Wealth transmitió obedientemente la pregunta, sirviendo como un enlace de comunicación.
—Saber esto no te ayudará.
Solo el Rey puede controlar los fragmentos negros —respondió cautelosamente Abyssard.
Luego rodó los ojos y agregó, “Sin embargo, si realmente deseas saberlo, podríamos decírtelo a cambio de un fragmento negro.”
Amalia tenía algunos fragmentos negros, pero entregarlos tan fácilmente estaba fuera de cuestión.
Una vez que vieran la grieta espacial en sí, entenderían mejor su naturaleza.
Rechazó la oferta, causando cierta decepción en Abyssard.

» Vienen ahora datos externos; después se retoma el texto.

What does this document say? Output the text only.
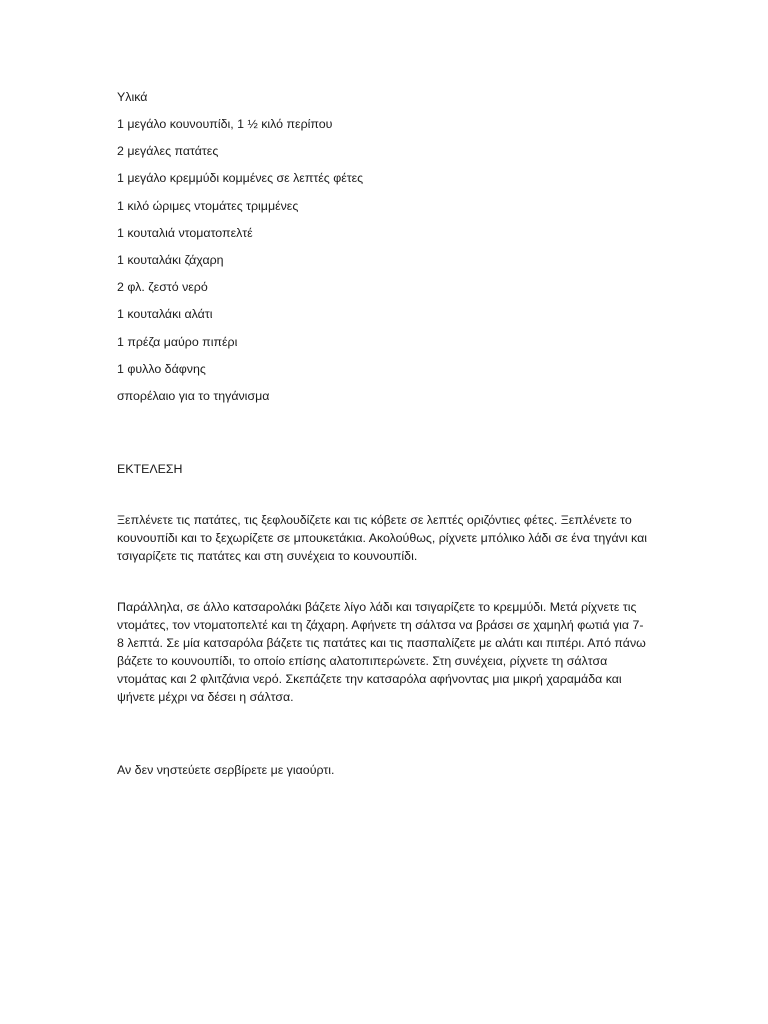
Υλικά
1 μεγάλο κουνουπίδι, 1 ½ κιλό περίπου
2 μεγάλες πατάτες
1 μεγάλο κρεμμύδι κομμένες σε λεπτές φέτες
1 κιλό ώριμες ντομάτες τριμμένες
1 κουταλιά ντοματοπελτέ
1 κουταλάκι ζάχαρη
2 φλ. ζεστό νερό
1 κουταλάκι αλάτι
1 πρέζα μαύρο πιπέρι
1 φυλλο δάφνης
σπορέλαιο για το τηγάνισμα
ΕΚΤΕΛΕΣΗ

Ξεπλένετε τις πατάτες, τις ξεφλουδίζετε και τις κόβετε σε λεπτές οριζόντιες φέτες. Ξεπλένετε το κουνουπίδι και το ξεχωρίζετε σε μπουκετάκια. Ακολούθως, ρίχνετε μπόλικο λάδι σε ένα τηγάνι και τσιγαρίζετε τις πατάτες και στη συνέχεια το κουνουπίδι.

Παράλληλα, σε άλλο κατσαρολάκι βάζετε λίγο λάδι και τσιγαρίζετε το κρεμμύδι. Μετά ρίχνετε τις ντομάτες, τον ντοματοπελτέ και τη ζάχαρη. Αφήνετε τη σάλτσα να βράσει σε χαμηλή φωτιά για 7-8 λεπτά. Σε μία κατσαρόλα βάζετε τις πατάτες και τις πασπαλίζετε με αλάτι και πιπέρι. Από πάνω βάζετε το κουνουπίδι, το οποίο επίσης αλατοπιπερώνετε. Στη συνέχεια, ρίχνετε τη σάλτσα ντομάτας και 2 φλιτζάνια νερό. Σκεπάζετε την κατσαρόλα αφήνοντας μια μικρή χαραμάδα και ψήνετε μέχρι να δέσει η σάλτσα.

Αν δεν νηστεύετε σερβίρετε με γιαούρτι.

Supuso que el verdadero propósito de los fragmentos negros se revelaría eventualmente.
No esperaba que los humanos fueran tan astutos y no cayeran en la trampa.
—Sin embargo, si es cierto que solo reuniendo todos los fragmentos negros se puede cerrar la grieta, entonces entregarlos no sería un problema —agregó Amalia.
Abyssard y Pyrosplash se alegraron instantáneamente, instando a Wealth —¿Está diciendo la verdad este humano?
—Por supuesto, mi dueña siempre cumple su palabra —dijo orgulloso Wealth mientras sacaba pecho.
—Bueno, siempre que no vuelvas atrás en nuestra palabra —Abyssard comenzó a considerar cómo convencer a los dos humanos.
Antes de que se dieran cuenta, llegaron frente al palacio.
Era una puerta alta custodiada por docenas de soldados de camarón y cangrejo, ninguno de los cuales parecía débil.
Tan pronto como vieron a los humanos, estas criaturas mutadas inmediatamente se pusieron en alerta máxima.
—Señor Abyssard, ¿han sido capturados por estos humanos?
—Bajen sus armas.
No hemos sido capturados por los humanos.
Vayan adentro e informen al Rey…
—No hace falta, déjenlos pasar.
Antes de que Abyssard pudiera terminar de hablar, una voz profunda resonó en las mentes de todos.
Amalia y Kenny Lin también la oyeron, levantando las cejas sorprendidos mientras intercambiaban miradas.
Este Rey del Mar era tan poderoso como decían los rumores.
Habían ocultado su presencia, sin embargo, el Rey los había detectado tan pronto como llegaron.
Abyssard estaba complacido.
La conciencia del Rey facilitaba las cosas.
Se volteó hacia los dos humanos y dijo —El Rey ha permitido que entren.
Síganme, y no se dispersen.
Si el Rey se enoja, nadie podrá salvarlos.
Su expresión era de autosuficiencia, compartiendo el mismo orgullo que Wealth.
Ellos dos no dijeron nada, su presencia aquí ya superaba sus expectativas.
El interior del palacio era tan simple como su exterior, con una estructura sencilla.
Dentro, caminaron hacia un salón espacioso y vieron una figura negra de pie en los escalones, de espaldas a ellos.
La parte superior del cuerpo de la figura era como la de un humano, mientras que la parte inferior era una larga cola de pez.
Era uno o dos metros más alto que un humano promedio, y todo su cuerpo estaba cubierto de escamas sólidas y duras que brillaban con un tono azul-negro, pareciendo una armadura fría.
Al ver la figura, Abyssard y Pyrosplash se volvieron extremadamente solemnes, sus ojos llenos de reverencia y fanatismo mientras inclinaban sus cabezas hacia la figura.
—Su Majestad.
—¿Pueden siquiera ver dónde están sus cuellos?
—preguntó Kenny Lin en un momento inapropiado.
Amalia miró al Rey en los escalones, que estaba girando lentamente, y susurró —Sé serio.
Las atractivas características del Rey del Mar eran similares a las de un humano, con pequeñas escamas heladas en su rostro.
La característica más llamativa eran sus profundos ojos azul océano, que parecían atraerte, haciéndote sentir como si tu conciencia pudiera ser tragada por su profundidad.
Amalia observó al Rey del Mar por un momento antes de que su cabeza fuera girada por un par de manos.
Sus ojos se encontraron con la igualmente atractiva cara de Kenny Lin y su expresión de descontento.